東京の熱い銭湯に浸かって仕上がった夜。



今度、東京に来たら試してみたいことがあった。
ちょうど10日前、出雲にいた私は名湯・温泉津温泉の激熱な湯に浸かっていた。
その時の様子はこちらにレポを書いている。

「時間と距離、そして「ぬるい湯」の違和感について~温泉津温泉・元湯~」
https://nemotohiroyuki.jp/column/24436

その中で熱い湯の比喩として私の定宿のすぐ近くにある「熱海湯」を挙げている。
ここだ。

昔ながらの銭湯の風情を残す、その名の通り熱い湯を提供する銭湯である。

温泉津の熱い湯48度に5秒漬かり、ぬるい湯45度を気持ちいいと感じた私の体が、この熱海湯でどんな反応を示すのか?その実験は大いに意義のあることであろう。
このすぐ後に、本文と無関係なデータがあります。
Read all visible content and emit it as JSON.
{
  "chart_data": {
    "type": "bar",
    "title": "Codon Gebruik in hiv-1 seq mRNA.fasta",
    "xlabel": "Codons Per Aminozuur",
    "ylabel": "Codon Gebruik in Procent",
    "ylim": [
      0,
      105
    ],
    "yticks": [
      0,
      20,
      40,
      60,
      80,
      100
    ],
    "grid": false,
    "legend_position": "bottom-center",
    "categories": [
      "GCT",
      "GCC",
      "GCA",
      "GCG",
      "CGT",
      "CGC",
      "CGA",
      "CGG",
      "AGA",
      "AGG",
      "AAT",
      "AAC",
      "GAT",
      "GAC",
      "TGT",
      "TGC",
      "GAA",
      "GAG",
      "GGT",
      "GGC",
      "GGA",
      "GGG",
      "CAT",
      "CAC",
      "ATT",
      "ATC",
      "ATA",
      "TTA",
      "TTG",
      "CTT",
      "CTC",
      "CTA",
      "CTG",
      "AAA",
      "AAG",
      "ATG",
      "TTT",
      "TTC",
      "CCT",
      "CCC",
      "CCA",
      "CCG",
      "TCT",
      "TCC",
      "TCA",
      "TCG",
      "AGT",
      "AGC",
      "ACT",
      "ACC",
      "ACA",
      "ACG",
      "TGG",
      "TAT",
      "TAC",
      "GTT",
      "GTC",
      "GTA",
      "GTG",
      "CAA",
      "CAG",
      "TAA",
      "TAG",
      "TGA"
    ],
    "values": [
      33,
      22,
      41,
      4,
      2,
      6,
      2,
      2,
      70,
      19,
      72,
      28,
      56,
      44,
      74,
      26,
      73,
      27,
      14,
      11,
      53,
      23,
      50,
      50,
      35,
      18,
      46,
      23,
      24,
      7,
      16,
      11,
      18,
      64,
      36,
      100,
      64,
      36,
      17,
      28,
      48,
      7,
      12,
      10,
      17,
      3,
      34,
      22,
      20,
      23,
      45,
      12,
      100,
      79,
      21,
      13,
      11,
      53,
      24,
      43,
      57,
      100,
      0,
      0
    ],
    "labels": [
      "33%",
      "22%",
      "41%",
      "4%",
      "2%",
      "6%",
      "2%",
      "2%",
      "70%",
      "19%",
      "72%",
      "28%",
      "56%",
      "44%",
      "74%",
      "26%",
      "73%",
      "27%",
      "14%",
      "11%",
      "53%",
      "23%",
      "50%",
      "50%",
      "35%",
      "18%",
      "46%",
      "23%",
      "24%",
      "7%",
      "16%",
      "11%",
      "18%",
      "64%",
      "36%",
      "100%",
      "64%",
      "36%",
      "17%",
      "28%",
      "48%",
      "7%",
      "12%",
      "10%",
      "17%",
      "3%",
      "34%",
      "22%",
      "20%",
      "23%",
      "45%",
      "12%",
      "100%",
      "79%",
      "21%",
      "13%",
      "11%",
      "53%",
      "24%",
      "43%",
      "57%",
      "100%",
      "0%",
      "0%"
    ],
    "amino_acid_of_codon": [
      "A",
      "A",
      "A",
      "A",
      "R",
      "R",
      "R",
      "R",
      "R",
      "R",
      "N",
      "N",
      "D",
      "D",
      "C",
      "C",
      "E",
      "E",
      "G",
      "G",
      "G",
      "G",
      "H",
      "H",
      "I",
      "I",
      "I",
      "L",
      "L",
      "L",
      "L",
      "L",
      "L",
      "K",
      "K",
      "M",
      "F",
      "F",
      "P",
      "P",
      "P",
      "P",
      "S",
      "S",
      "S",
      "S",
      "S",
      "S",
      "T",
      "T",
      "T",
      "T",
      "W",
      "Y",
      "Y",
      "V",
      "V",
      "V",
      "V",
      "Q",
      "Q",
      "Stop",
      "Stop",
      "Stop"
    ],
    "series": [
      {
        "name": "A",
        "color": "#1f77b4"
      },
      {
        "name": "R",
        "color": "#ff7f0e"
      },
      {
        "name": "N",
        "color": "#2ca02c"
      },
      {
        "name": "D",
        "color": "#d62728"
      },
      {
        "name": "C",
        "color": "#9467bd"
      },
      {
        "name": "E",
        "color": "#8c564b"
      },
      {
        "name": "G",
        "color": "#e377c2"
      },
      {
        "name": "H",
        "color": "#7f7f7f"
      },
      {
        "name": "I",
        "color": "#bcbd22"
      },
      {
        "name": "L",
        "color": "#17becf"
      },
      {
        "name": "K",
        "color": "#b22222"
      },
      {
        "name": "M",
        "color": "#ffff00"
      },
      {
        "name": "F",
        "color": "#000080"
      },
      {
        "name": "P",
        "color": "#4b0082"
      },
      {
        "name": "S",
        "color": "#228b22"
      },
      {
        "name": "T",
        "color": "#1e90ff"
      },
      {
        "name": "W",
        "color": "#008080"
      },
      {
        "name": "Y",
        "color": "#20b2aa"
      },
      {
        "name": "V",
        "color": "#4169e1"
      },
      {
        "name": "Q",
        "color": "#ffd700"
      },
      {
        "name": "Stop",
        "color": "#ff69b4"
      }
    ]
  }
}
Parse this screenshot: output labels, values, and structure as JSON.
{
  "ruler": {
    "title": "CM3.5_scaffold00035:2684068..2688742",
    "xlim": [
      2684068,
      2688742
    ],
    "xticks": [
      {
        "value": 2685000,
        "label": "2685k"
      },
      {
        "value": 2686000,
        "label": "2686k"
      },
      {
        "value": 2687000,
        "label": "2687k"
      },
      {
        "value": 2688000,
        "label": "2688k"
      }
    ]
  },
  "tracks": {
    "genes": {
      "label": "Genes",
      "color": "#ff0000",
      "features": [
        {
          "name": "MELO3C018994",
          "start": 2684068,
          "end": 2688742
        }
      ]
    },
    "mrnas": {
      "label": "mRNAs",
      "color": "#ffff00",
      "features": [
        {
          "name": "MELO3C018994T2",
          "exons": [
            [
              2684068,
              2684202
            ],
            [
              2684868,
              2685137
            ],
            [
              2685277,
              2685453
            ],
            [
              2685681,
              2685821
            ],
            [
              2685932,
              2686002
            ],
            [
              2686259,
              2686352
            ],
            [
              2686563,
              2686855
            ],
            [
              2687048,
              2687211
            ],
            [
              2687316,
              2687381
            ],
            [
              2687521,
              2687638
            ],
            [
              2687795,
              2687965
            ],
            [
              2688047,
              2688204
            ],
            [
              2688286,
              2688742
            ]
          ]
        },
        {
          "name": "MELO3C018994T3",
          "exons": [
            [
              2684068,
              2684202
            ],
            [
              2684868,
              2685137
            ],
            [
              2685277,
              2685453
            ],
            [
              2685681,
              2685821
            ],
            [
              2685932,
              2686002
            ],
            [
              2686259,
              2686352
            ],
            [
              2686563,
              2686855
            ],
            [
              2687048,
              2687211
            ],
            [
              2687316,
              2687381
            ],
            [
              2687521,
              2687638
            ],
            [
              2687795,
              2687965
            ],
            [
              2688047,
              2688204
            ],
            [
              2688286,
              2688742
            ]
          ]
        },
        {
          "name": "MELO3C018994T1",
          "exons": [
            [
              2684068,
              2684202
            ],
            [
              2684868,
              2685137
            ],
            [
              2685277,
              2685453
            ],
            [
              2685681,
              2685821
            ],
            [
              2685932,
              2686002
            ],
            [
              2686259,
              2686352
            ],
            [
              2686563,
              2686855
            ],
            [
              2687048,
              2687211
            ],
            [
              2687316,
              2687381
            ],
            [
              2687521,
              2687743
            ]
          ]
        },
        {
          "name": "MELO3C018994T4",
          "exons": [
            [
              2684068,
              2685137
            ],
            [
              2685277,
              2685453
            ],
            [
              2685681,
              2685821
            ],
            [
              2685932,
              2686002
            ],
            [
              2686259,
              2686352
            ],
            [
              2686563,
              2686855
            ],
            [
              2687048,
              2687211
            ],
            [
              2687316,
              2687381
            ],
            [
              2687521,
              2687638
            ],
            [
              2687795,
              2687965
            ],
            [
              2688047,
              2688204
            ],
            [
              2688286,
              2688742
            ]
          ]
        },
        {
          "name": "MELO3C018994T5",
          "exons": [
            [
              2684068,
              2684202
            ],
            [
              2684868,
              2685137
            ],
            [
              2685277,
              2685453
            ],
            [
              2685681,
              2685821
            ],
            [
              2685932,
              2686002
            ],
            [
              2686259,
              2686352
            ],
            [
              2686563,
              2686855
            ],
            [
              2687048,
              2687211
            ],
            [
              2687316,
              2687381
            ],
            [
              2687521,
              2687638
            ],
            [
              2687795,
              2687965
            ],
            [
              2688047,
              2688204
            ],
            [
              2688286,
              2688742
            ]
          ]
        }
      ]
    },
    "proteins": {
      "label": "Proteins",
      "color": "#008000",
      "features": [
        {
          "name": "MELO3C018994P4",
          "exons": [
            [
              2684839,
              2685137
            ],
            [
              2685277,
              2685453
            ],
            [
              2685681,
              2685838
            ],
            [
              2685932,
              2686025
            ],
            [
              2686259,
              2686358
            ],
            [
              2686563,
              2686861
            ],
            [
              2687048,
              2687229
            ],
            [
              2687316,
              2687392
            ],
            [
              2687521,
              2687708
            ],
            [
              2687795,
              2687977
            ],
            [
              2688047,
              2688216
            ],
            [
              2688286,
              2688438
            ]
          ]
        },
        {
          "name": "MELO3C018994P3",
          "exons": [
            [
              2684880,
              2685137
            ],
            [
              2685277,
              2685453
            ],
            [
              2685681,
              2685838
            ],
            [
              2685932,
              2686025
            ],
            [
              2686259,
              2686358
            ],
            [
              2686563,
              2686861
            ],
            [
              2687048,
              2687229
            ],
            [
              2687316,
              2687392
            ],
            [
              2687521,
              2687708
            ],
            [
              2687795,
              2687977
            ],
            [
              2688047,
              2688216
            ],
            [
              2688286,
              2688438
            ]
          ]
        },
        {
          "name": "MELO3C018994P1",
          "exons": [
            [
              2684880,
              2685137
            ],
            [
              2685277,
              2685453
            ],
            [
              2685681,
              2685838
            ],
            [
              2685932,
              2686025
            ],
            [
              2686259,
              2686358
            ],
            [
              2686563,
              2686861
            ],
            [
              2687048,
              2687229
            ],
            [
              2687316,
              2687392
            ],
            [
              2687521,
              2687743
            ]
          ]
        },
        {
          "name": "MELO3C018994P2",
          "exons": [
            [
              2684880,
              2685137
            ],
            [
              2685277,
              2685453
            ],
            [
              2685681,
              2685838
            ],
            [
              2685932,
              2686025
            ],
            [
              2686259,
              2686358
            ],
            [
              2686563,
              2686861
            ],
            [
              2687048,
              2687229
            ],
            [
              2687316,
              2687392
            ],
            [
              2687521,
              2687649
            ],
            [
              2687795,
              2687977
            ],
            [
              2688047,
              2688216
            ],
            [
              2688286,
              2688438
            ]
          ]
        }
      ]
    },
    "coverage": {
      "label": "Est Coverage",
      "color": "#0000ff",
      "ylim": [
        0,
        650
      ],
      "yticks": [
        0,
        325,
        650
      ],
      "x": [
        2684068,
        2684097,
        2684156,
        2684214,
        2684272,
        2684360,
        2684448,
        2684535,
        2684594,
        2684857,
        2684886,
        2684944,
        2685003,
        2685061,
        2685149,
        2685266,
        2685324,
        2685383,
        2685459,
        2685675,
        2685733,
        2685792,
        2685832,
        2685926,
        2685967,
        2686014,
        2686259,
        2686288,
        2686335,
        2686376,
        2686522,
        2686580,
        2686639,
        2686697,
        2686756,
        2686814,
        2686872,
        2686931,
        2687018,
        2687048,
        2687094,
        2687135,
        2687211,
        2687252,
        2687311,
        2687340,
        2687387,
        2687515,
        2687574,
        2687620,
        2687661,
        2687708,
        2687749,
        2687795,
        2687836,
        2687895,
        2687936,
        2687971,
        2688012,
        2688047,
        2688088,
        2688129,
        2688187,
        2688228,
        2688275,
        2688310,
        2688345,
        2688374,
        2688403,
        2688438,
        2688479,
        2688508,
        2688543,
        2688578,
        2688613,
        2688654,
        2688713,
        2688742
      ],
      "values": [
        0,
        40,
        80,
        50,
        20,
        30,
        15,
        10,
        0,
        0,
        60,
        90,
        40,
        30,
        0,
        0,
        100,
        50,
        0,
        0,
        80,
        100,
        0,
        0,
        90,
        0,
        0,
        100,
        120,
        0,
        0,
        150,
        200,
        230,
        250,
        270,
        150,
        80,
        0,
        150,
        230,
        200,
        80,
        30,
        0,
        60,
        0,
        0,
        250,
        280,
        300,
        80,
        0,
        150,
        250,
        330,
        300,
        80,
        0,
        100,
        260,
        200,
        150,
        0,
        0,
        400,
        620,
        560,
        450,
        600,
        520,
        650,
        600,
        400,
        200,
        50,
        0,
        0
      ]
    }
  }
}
さて、ここはタオルを無料で貸し出してくれるサービスもあり、番台越しに女風呂も覗けるシチュエーションを提供くださっているのであるが(残念ながら私がお釣りを待っている間はうら若き女子の姿はなかった)、最近は「サウナ&水風呂」のある別の銭湯に足繁く通うようになっていた。
温泉津温泉に刺激されて、久々の来訪である。

さて、温泉津で鍛えられた私の肌は所詮42度程度しかないこの湯をむしろぬるいと感じるのではないか?と意気揚々と洗髪・洗体の後、湯船に突入したのである。

しかし、そこはさすがの熱海湯である。

熱い。

足を突っ込むとじわじわと熱が皮膚を焦がしてくる。
しかし、すでにトラウマとなっている温泉津の温泉はこのあとさらにギアをあげて「痛い!痛い!あかん、あかん」と絶叫させる技を持っているが、熱海湯は優しい。
そこで、すーっと熱さは収まって心地よくなってくる。

とはいえ、熱いものは熱い。

そこで、いったん風呂を出て温泉津の常連おじいから学んだ秘儀「掛け湯20回」を強行する。

温泉津のそれは猛烈な痛みを伴う修行であったが、熱海湯のお湯は優しい。
すぐに体に馴染んできた。

そして、おもむろに湯に身を沈める。

熱いことは熱いがすでに気持ちがいい。

「おぉ、いい湯だ」

おそらくこのお湯に入って3年くらい経って初めてと言っていい言葉を口にしてしまった。
隣で「あつっ、あつっ」と言いながらすぐに湯船から出ていくおじさんを尻目に熟練工の如き落ち着きを見せていた私であった。

その後、水風呂のない銭湯では必須となる「蛇口から冷水を風呂おけに溜めて浴びる儀式」を経て私は無事仕上がったのである。

やはり銭湯はいい。
温泉ほどのインパクトも効果もないけれど、町中の鄙びた雰囲気を味わいながら浸かる湯は最高だ。
数度の温冷入浴を繰り返したのち、勇者の如き気分で服を纏う私がいた。

風呂上り、汗を滝のように滴らせながら飲む「フルーツ牛乳」はまた格別である。
歩いて10分ほどのサウナに通うならば、熱海湯の湯に身をさらすのも悪くないと、番台の親父とナイター中継を見ながら考えた。

入口に掲げられた誰も使わないであろうSNS用の看板。

こういう銭湯はぜひ長生きして頂き、末永く私を楽しませていただきたいと思う。

ただし、これだけ熱い湯にじっくり漬かると酒の酔いが予想を上回るスピードで我が身に襲い掛かる件について、同志たちには注意喚起しておく。